Equivalent to C division if both operands are positive. Equivalent to a floored division if b > 0 (rounds downwards), otherwise rounds upwards. Note: it is possible that e_div (-a) b <> e_div a (-b).

val e_rem : t -> t -> t
Remainder of the Euclidean division (always positive). Implemented by Z.erem
val e_div_rem : t -> t -> t * t
e_div_rem a b returns (e_div a b, e_rem a b). Implemented by Z.ediv_rem
val c_div : t -> t -> t
Truncated division towards 0 (like in C99). Implemented by Z.div
val c_rem : t -> t -> t
Remainder of the truncated division towards 0 (like in C99). Implemented by Z.rem
val c_div_rem : t -> t -> t * t
c_div_rem a b returns (c_div a b, c_rem a b). Implemented by Z.div_rem
val pgcd : t -> t -> t
pgcd v 0 == pgcd 0 v == abs v.

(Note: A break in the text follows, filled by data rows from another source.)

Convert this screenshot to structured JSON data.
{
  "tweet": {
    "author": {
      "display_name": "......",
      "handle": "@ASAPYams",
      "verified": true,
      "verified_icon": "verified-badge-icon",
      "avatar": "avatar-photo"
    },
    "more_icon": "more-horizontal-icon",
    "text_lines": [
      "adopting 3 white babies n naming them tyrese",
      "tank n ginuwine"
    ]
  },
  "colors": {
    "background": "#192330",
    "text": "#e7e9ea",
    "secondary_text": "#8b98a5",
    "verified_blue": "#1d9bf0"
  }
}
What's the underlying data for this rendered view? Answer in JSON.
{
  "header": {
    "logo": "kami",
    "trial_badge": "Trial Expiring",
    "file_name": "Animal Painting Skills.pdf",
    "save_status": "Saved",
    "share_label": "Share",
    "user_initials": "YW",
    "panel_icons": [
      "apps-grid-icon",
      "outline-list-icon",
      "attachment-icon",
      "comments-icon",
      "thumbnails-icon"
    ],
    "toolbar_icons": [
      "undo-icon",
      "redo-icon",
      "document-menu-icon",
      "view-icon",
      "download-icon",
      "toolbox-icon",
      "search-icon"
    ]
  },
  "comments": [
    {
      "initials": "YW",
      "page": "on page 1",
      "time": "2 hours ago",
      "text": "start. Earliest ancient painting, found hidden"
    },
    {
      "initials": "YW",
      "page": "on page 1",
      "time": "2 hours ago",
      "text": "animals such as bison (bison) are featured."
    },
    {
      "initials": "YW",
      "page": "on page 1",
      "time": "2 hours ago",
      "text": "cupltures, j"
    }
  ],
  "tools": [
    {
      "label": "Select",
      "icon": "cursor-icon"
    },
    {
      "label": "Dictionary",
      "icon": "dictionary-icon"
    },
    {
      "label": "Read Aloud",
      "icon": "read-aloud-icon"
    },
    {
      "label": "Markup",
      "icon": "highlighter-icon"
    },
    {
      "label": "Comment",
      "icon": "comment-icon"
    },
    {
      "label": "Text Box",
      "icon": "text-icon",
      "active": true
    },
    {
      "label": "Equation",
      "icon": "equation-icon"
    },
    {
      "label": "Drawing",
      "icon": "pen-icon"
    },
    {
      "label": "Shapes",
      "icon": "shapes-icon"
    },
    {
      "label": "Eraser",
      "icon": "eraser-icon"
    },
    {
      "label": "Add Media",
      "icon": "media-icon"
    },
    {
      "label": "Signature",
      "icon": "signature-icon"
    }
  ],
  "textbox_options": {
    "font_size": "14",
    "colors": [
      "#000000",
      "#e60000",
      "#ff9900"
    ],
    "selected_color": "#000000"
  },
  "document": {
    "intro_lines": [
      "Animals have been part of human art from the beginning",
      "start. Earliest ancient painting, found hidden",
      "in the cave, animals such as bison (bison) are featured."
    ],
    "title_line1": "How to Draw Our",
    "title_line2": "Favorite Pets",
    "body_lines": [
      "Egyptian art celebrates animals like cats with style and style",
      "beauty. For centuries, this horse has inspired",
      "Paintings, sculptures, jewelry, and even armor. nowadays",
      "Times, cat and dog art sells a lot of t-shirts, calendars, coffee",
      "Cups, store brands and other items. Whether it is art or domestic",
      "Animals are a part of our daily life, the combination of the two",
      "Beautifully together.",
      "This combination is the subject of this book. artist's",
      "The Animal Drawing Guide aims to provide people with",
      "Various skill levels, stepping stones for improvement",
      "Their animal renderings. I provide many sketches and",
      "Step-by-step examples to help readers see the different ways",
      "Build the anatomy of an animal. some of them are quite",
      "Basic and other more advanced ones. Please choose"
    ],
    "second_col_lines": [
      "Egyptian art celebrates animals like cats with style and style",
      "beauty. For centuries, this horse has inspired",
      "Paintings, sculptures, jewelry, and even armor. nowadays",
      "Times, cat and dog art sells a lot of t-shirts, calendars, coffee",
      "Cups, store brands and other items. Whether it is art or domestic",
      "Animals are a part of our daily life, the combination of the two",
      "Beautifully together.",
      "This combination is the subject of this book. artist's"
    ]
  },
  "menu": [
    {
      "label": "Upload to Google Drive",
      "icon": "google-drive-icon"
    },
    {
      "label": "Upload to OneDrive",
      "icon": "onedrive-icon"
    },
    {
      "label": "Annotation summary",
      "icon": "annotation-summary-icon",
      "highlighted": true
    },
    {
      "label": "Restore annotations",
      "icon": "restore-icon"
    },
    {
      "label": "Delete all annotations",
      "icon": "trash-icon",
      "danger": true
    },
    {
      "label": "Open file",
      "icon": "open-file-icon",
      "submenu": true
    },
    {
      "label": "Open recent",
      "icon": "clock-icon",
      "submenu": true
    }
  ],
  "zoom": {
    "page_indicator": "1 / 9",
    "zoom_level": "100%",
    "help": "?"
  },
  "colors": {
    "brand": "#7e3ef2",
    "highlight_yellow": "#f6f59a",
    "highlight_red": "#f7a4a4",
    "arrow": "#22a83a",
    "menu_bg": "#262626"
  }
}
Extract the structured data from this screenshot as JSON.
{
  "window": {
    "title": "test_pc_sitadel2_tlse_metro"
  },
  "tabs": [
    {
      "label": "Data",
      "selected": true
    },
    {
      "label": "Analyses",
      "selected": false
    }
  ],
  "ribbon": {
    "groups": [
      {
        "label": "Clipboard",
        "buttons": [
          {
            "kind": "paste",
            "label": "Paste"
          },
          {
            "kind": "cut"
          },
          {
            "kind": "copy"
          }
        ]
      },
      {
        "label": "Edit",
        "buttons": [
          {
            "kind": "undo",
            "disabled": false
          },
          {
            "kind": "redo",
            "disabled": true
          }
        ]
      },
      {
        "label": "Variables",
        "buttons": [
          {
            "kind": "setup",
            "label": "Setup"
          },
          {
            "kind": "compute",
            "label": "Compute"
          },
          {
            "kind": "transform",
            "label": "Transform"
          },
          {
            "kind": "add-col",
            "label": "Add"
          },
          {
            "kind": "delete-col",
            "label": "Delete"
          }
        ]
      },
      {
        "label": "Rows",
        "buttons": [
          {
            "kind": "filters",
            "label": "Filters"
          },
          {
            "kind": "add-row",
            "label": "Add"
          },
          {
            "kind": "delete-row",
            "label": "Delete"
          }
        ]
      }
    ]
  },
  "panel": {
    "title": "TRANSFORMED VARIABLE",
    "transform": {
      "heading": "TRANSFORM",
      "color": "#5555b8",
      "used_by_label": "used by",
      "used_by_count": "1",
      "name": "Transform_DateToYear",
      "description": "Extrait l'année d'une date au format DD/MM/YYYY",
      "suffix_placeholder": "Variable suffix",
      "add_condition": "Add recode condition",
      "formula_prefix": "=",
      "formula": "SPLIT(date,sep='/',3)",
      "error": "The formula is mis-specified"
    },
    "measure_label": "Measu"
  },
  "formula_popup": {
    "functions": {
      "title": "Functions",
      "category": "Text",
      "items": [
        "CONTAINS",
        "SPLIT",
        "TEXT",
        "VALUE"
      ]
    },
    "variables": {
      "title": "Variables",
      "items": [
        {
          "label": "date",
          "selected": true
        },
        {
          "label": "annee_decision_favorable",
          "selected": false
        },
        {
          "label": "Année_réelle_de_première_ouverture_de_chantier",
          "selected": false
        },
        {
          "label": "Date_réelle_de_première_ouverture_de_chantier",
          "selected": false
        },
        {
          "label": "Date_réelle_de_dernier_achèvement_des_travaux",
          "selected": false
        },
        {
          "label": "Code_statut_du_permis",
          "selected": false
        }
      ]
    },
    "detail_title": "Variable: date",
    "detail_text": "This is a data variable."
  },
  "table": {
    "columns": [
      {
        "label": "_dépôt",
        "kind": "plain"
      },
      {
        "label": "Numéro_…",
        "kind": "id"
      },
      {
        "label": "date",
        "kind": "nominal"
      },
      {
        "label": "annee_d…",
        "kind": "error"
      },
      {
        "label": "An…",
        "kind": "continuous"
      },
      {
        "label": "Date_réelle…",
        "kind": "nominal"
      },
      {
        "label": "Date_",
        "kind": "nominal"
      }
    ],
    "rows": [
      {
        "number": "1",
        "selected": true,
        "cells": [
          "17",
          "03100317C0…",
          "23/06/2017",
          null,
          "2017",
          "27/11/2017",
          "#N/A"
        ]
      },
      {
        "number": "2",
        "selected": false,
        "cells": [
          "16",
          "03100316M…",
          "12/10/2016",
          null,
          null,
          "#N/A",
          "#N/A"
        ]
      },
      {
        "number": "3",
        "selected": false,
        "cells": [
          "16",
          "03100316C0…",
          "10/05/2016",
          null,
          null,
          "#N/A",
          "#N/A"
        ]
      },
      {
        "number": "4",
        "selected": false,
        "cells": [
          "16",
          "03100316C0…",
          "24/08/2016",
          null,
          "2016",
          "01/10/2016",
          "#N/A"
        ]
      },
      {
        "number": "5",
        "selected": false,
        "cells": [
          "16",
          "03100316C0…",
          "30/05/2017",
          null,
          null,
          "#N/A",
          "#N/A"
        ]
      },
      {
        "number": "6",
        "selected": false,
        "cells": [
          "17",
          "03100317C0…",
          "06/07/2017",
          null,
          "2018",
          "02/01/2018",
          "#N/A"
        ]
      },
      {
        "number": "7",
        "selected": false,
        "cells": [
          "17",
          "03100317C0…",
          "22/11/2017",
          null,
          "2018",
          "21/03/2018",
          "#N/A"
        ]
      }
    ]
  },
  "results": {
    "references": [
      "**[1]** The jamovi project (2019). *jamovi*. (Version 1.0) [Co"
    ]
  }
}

Result is always positive
val ppcm : t -> t -> t
ppcm v 0 == ppcm 0 v == 0. Result is always positive
val cast : size:t -> signed:bool -> value:t -> t
val abs : t -> t
val neg : t -> t
val succ : t -> t
val pred : t -> t
val is_zero : t -> bool
val is_one : t -> bool
val is_even : t -> bool
val zero : t
val one : t
val two : t
val four : t
val eight : t
val sixteen : t
val thirtytwo : t
val onethousand : t
val billion_one : t
val minus_one : t
val max_int64 : t
val min_int64 : t
val two_power_32 : t
val two_power_64 : t
val length : t -> t -> t
b - a + 1
val of_int : int -> t
val of_int64 : Int64.t -> t
val of_int32 : Int32.t -> t
val to_int : t -> int
Raises Z.Overflow if too big
val to_int64 : t -> int64
Raises Z.Overflow if too big
val to_int32 : t -> int32
Raises Z.Overflow if too big
val to_float : t -> float
val of_float : float -> t
val round_up_to_r : min:t -> r:t -> modu:t -> t
round_up_to_r m r modu is the smallest number n such that n>=m and n = r modulo modu
val round_down_to_r : max:t -> r:t -> modu:t -> t
round_down_to_r m r modu is the largest number n such that n<=m and n = r modulo modu
val two_power : t -> t
Computes 2^n
Raises Z.Overflow for exponents greater than 1024
val two_power_of_int : int -> t
Computes 2^n
val power_int_positive_int : int -> int -> t
Exponentiation
val extract_bits : start:t -> stop:t -> t -> t
val popcount : t -> int
val hash : t -> int
val to_string : t -> string
val of_string : string -> t
Raises Invalid_argument when the string cannot be parsed.
val pretty : ?hexa:bool -> t Pretty_utils.formatter
val pp_bin : ?nbits:int -> ?sep:string -> t Pretty_utils.formatter
Print binary format. Digits are output by blocs of 4 bits separated by ~sep with at least ~nbits total bits. If nbits is non positive, it will be ignored.

Positive values are prefixed with "0b" and negative values are printed as their 2-complement (lnot) with prefix "1b".

val pp_hex : ?nbits:int -> ?sep:string -> t Pretty_utils.formatter
Print hexadecimal format. Digits are output by blocs of 16 bits (4 hex digits) separated by ~sep with at least ~nbits total bits. If nbits is non positive, it will be ignored.

Positive values are preffixed with "0x" and negative values are printed as their 2-complement (lnot) with prefix "1x".